“Possibly his impressionable mind was half conscious of something familiar in its [an unfamiliar form] shambling, awkward gait. Before it had approached near enough to resolve his doubts he saw that it was followed by another and another. To right and to left were many more; the whole open space about him were alive with them--all moving toward the brook.
“They were men. They crept upon their hands and knees.
They used their hands only, dragging their legs. They used their knees only,
their arms hanging idle at their sides. They strove to rise to their feet, but
fell prone in the attempt. They did nothing naturally, and nothing alike, save
only to advance foot by foot in the same direction. Singly, in pairs and in
little groups, they came on through the gloom, some halting now and again while
others crept slowly past them, then resuming their movement. They came by
dozens and by hundreds; as far on either hand as one could see in the deepening
gloom they extended and the black wood behind them appeared to be
inexhaustible. The very ground seemed in motion toward the creek. Occasionally
one who had paused did not again go on, but lay motionless. He was dead. Some,
pausing, made strange gestures with their hands, erected their arms and lowered
them again, clasped their heads; spread their palms upward, as men are
sometimes seen to do in public prayer.”—Civil war soldier (and later
journalist-satirist) Ambrose Bierce (1842-1913?), “Chickamauga,” in Tales of Soldiers and Civilians: And Other Stories (1891)

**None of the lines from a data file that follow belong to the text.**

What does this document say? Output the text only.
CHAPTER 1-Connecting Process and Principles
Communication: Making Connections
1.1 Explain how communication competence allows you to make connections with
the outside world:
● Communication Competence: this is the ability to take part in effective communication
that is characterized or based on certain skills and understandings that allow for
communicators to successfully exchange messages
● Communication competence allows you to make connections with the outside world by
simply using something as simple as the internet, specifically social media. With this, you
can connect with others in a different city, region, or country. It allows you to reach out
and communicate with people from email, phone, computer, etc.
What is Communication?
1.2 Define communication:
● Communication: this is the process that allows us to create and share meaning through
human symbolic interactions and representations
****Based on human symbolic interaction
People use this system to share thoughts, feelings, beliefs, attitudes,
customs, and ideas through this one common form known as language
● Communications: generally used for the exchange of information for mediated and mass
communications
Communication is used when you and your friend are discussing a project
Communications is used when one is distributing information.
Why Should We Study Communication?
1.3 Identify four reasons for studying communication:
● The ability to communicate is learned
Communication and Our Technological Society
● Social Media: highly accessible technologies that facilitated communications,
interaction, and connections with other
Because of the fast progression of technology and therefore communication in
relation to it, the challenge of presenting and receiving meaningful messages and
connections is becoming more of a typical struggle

Memorial Day originated in the wake of the Civil War.
Just how harrowing the conflict was can be glimpsed through the life and work of
a Union soldier who went on to win considerable fame—and, because of his
mysterious disappearance a half-century later, just as much notoriety—as a
writer: Ambrose Bierce.
Bierce felt that a noncombatant simply couldn’t understand
what a veteran had experienced on the battlefront. Nevertheless, whether through
a sense that he ought to bridge this gulf in comprehension or as an exorcism of
the torment he had experienced, he wrote a collection of stories based on what
he’d seen, Tales of Soldiers and Civilians.
Trained as a topographical engineer, Bierce missed few
if any details about landscapes and spaces, as seen here. I have not been able
to find as many photographs in the “Western theater” of the conflict (where
Chickamauga—the second-bloodiest battle of the whole war—took place) as battles
in the East such as Antietam and Gettysburg. Bierce’s verbal account, then,
will have to stand for the images that never were visually recorded and sold,
but continued to haunt survivors for the rest of their lives.